TangerangKini.com, Kota Tangerang — Ratusan peserta mengikuti pengajian bulanan Srikandi Pemuda Pancasila (PP) Kota Tangerang yang digelar di Aula MUI Kota Tangerang, Senin (24/11/2025).
Kajian yang terbuka untuk umum ini tak hanya menjadi ajang silaturahmi, tetapi juga penanda kembali hidupnya program kerohanian Pemuda Pancasila.
Kegiatan tersebut turut dihadiri Wakil Ketua MUI Kota Tangerang, perwakilan MPC PP Kota Tangerang Tono Darussalam, Pimpinan Wilayah Srikandi PP Banten, hingga mahasiswa LP2NU.
Ketua Srikandi PP Kota Tangerang Dian Oktaviani mengatakan, bahwa pengajian ini akan menjadi program prioritas yang digilir setiap bulan di seluruh kecamatan.
“Sebagai perempuan yang bergerak dalam organisasi masyarakat, kami ingin menghadirkan kegiatan yang memperkuat spiritual dan pemberdayaan perempuan. Pengajian ini baru langkah awal. Setelah ini ada bidang olahraga, pendidikan, hingga kesehatan,” ujarnya.
Lanjut, Ia menegaskan bahwa Srikandi PP tidak hanya hadir sebagai pelengkap organisasi, melainkan sebagai ruang bagi perempuan untuk menunjukkan potensi, integritas, dan peran sosialnya.
“Paradigma tentang Srikandi kemarin kurang baik di mata umum. Kami ingin mengubah itu. Srikandi harus menjadi perempuan yang berpotensi, punya elektabilitas, berintegritas, dan menjaga marwah kewanitaan,” tuturnya.
Program UMKM juga mulai berjalan, sementara seminar kesehatan disiapkan sebagai agenda lanjutan, ia menyampaikan semoga unit kerja di 13 kecamatan bisa menjadikan kegiatan ini contoh.
“Harapan saya, unit kerja di 13 kecamatan bisa menjadikan kegiatan ini contoh. Kami sebagai DPC akan terus mendampingi dan menggerakkan pengajian ini ke seluruh wilayah,” tambahnya.
Sementara itu, Ketua MPC Pemuda Pancasila Kota Tangerang, Tono Darussalam, menyampaikan apresiasi atas inisiatif Srikandi yang telah kembali menghidupkan program kerohanian.
“Ini program positif yang sebelumnya rutin kita lakukan, hanya sempat terhenti. Alhamdulillah kini mulai digerakkan lagi. Saya berharap Srikandi bisa terus mengembangkan program tidak hanya di kerohanian, tetapi juga bidang lainnya,” ungkapnya.

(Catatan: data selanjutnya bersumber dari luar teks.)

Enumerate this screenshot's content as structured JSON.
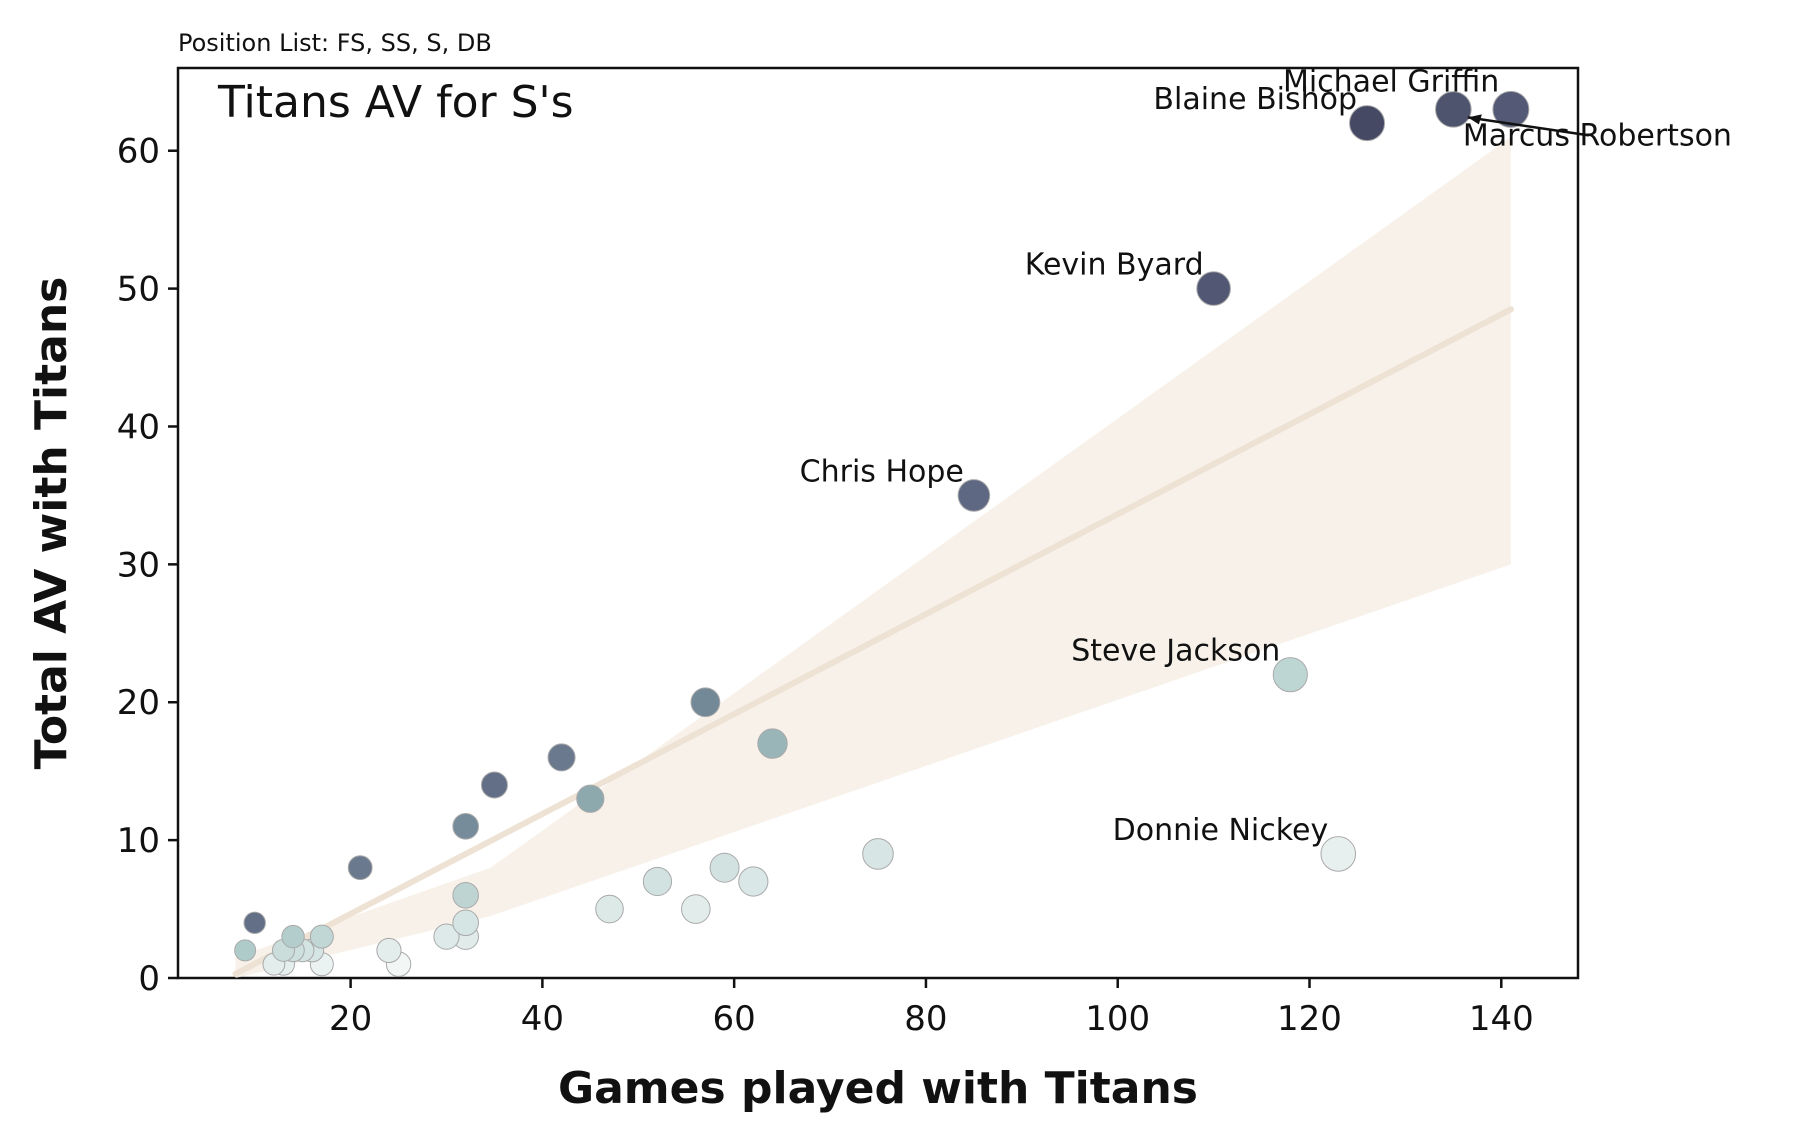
{
  "chart_data": {
    "type": "scatter",
    "title": "Titans AV for S's",
    "subtitle": "Position List: FS, SS, S, DB",
    "xlabel": "Games played with Titans",
    "ylabel": "Total AV with Titans",
    "xlim": [
      2,
      148
    ],
    "ylim": [
      0,
      66
    ],
    "xticks": [
      "20",
      "40",
      "60",
      "80",
      "100",
      "120",
      "140"
    ],
    "yticks": [
      "0",
      "10",
      "20",
      "30",
      "40",
      "50",
      "60"
    ],
    "grid": false,
    "regression": {
      "x": [
        8,
        141
      ],
      "y": [
        0.3,
        48.5
      ],
      "ci_lower": [
        -1.5,
        30
      ],
      "ci_upper": [
        1.5,
        61
      ],
      "color": "#f0e6da"
    },
    "points": [
      {
        "x": 141,
        "y": 63,
        "label": "Marcus Robertson"
      },
      {
        "x": 135,
        "y": 63,
        "label": "Michael Griffin"
      },
      {
        "x": 126,
        "y": 62,
        "label": "Blaine Bishop"
      },
      {
        "x": 110,
        "y": 50,
        "label": "Kevin Byard"
      },
      {
        "x": 85,
        "y": 35,
        "label": "Chris Hope"
      },
      {
        "x": 118,
        "y": 22,
        "label": "Steve Jackson"
      },
      {
        "x": 123,
        "y": 9,
        "label": "Donnie Nickey"
      },
      {
        "x": 57,
        "y": 20,
        "label": ""
      },
      {
        "x": 64,
        "y": 17,
        "label": ""
      },
      {
        "x": 42,
        "y": 16,
        "label": ""
      },
      {
        "x": 35,
        "y": 14,
        "label": ""
      },
      {
        "x": 45,
        "y": 13,
        "label": ""
      },
      {
        "x": 32,
        "y": 11,
        "label": ""
      },
      {
        "x": 75,
        "y": 9,
        "label": ""
      },
      {
        "x": 21,
        "y": 8,
        "label": ""
      },
      {
        "x": 59,
        "y": 8,
        "label": ""
      },
      {
        "x": 52,
        "y": 7,
        "label": ""
      },
      {
        "x": 62,
        "y": 7,
        "label": ""
      },
      {
        "x": 32,
        "y": 6,
        "label": ""
      },
      {
        "x": 47,
        "y": 5,
        "label": ""
      },
      {
        "x": 56,
        "y": 5,
        "label": ""
      },
      {
        "x": 10,
        "y": 4,
        "label": ""
      },
      {
        "x": 32,
        "y": 4,
        "label": ""
      },
      {
        "x": 14,
        "y": 3,
        "label": ""
      },
      {
        "x": 17,
        "y": 3,
        "label": ""
      },
      {
        "x": 30,
        "y": 3,
        "label": ""
      },
      {
        "x": 32,
        "y": 3,
        "label": ""
      },
      {
        "x": 9,
        "y": 2,
        "label": ""
      },
      {
        "x": 13,
        "y": 2,
        "label": ""
      },
      {
        "x": 14,
        "y": 2,
        "label": ""
      },
      {
        "x": 15,
        "y": 2,
        "label": ""
      },
      {
        "x": 16,
        "y": 2,
        "label": ""
      },
      {
        "x": 24,
        "y": 2,
        "label": ""
      },
      {
        "x": 12,
        "y": 1,
        "label": ""
      },
      {
        "x": 13,
        "y": 1,
        "label": ""
      },
      {
        "x": 17,
        "y": 1,
        "label": ""
      },
      {
        "x": 25,
        "y": 1,
        "label": ""
      }
    ]
  }
}
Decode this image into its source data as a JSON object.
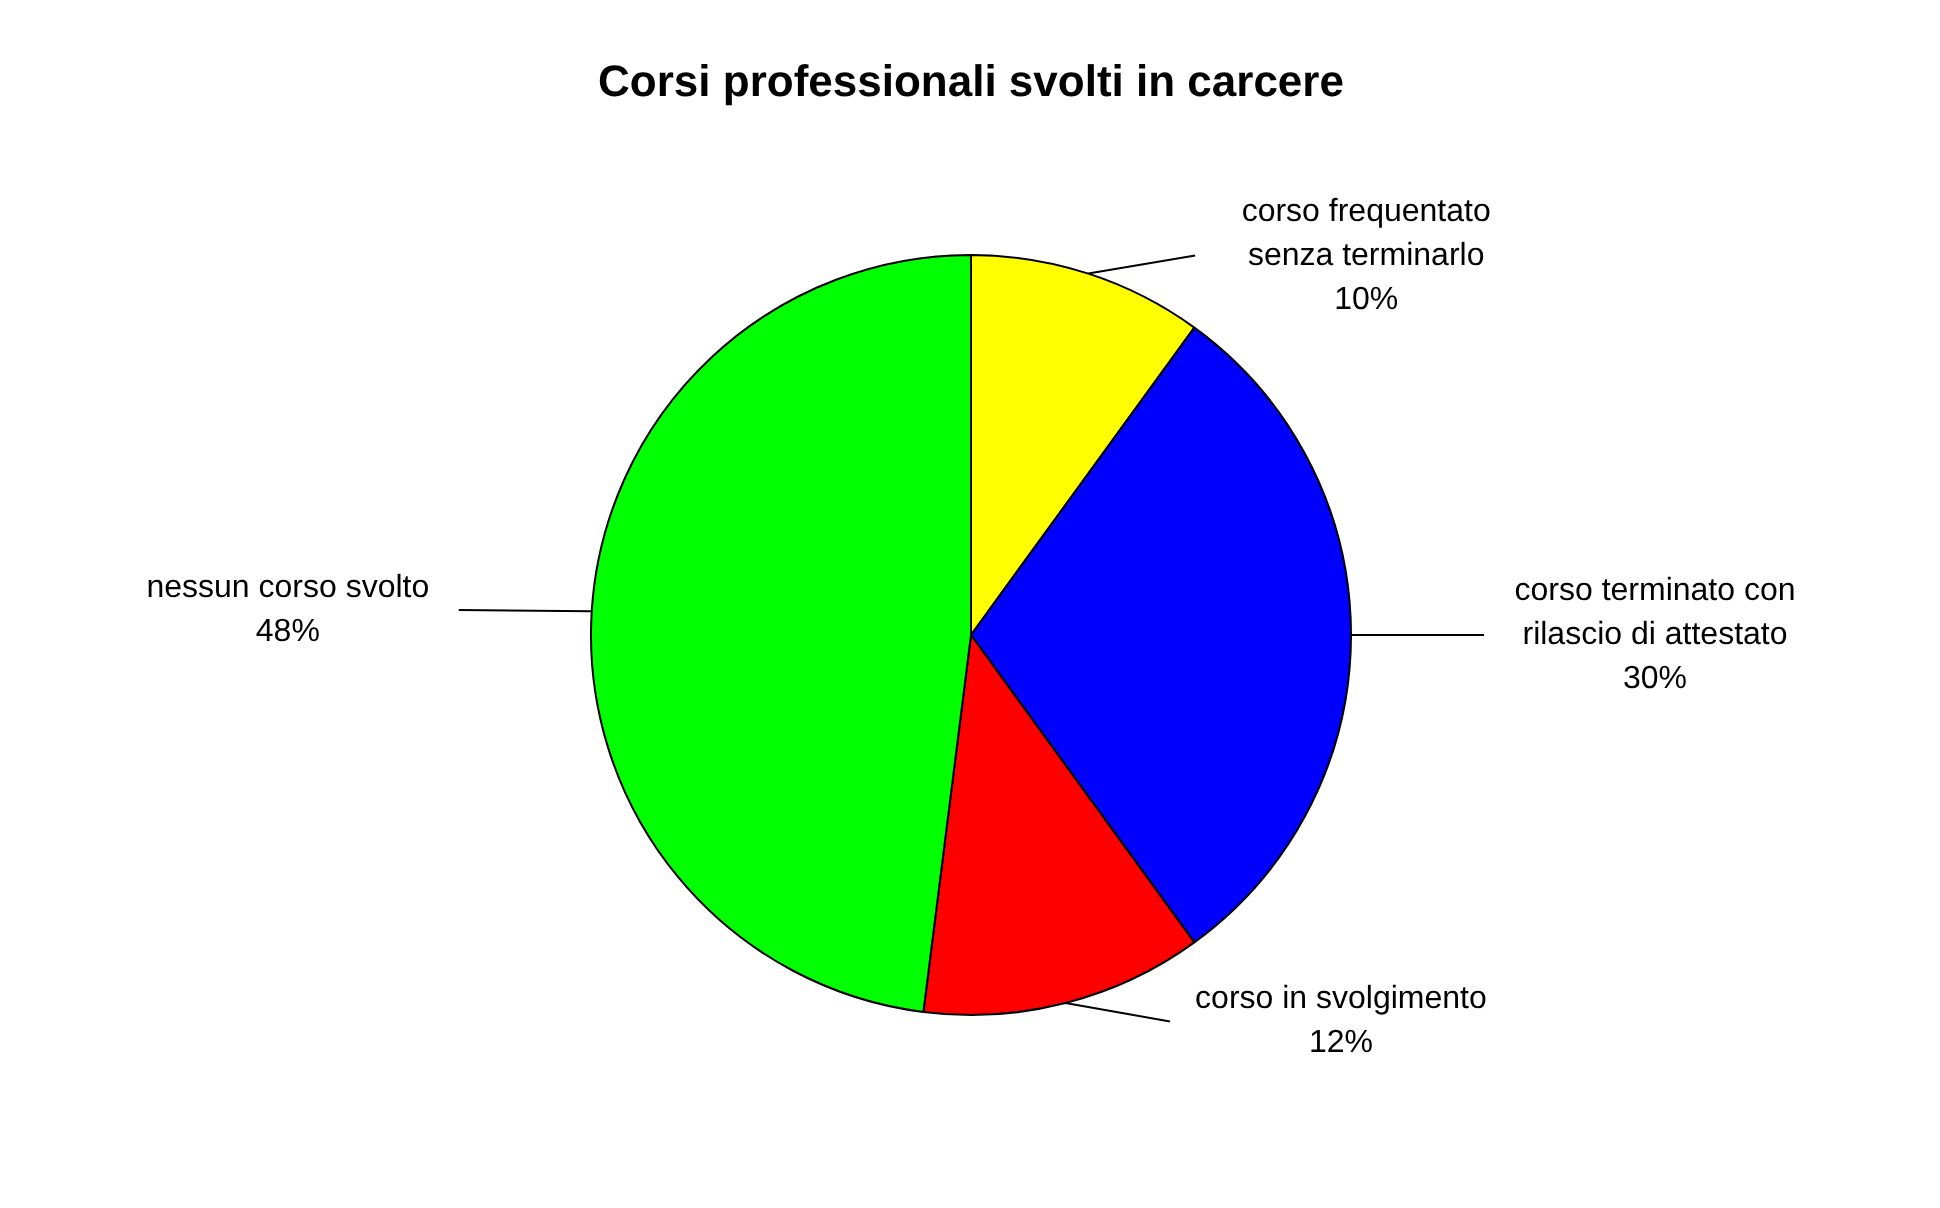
{
  "chart_data": {
    "type": "pie",
    "title": "Corsi professionali svolti in carcere",
    "categories": [
      "corso frequentato\nsenza terminarlo",
      "corso terminato con\nrilascio di attestato",
      "corso in svolgimento",
      "nessun corso svolto"
    ],
    "values": [
      10,
      30,
      12,
      48
    ],
    "value_labels": [
      "10%",
      "30%",
      "12%",
      "48%"
    ],
    "colors": [
      "#ffff00",
      "#0000ff",
      "#ff0000",
      "#00ff00"
    ]
  }
}
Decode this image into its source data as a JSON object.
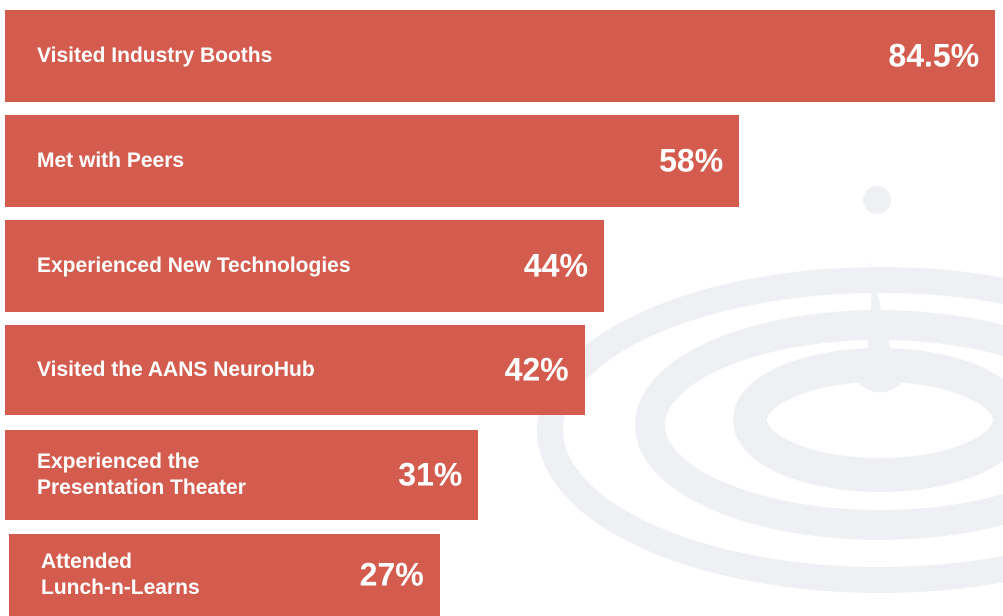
{
  "chart_data": {
    "type": "bar",
    "orientation": "horizontal",
    "categories": [
      "Visited Industry Booths",
      "Met with Peers",
      "Experienced New Technologies",
      "Visited the AANS NeuroHub",
      "Experienced the\nPresentation Theater",
      "Attended\nLunch-n-Learns"
    ],
    "values": [
      84.5,
      58,
      44,
      42,
      31,
      27
    ],
    "value_labels": [
      "84.5%",
      "58%",
      "44%",
      "42%",
      "31%",
      "27%"
    ],
    "color": "#d35c4f",
    "xlim": [
      -18,
      85
    ]
  }
}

Lebih lanjut, ia juga menyinggung stigma negatif yang kerap disematkan kepada ormas. Menurutnya, kegiatan seperti ini menjadi bukti bahwa Pemuda Pancasila tidak bisa dinilai hanya dari ulah oknum.
“Selama ini ormas sering dikesankan negatif. Padahal hanya segelintir orang yang melakukan kesalahan. Mayoritas justru menjunjung aturan organisasi dan AD/ART. Dengan kegiatan kerohanian ini, masyarakat bisa melihat sisi positifnya,” tegasnya.
Lalu, Ia menambahkan bahwa meski kegiatan ini digagas oleh Srikandi PP, pengajian tersebut sejatinya menjadi bagian dari program besar Pemuda Pancasila Kota Tangerang.
“Srikandi punya ruang dan lembaganya sendiri, tapi tetap satu bendera. Yang penting kita bergerak bersama,” ujarnya.
Pengajian perdana ini menjadi awal dari rangkaian kegiatan Srikandi PP yang lebih besar mendorong penguatan spiritual, pemberdayaan perempuan, dan menghadirkan energi baru bagi organisasi di tingkat kota hingga kecamatan.(qor)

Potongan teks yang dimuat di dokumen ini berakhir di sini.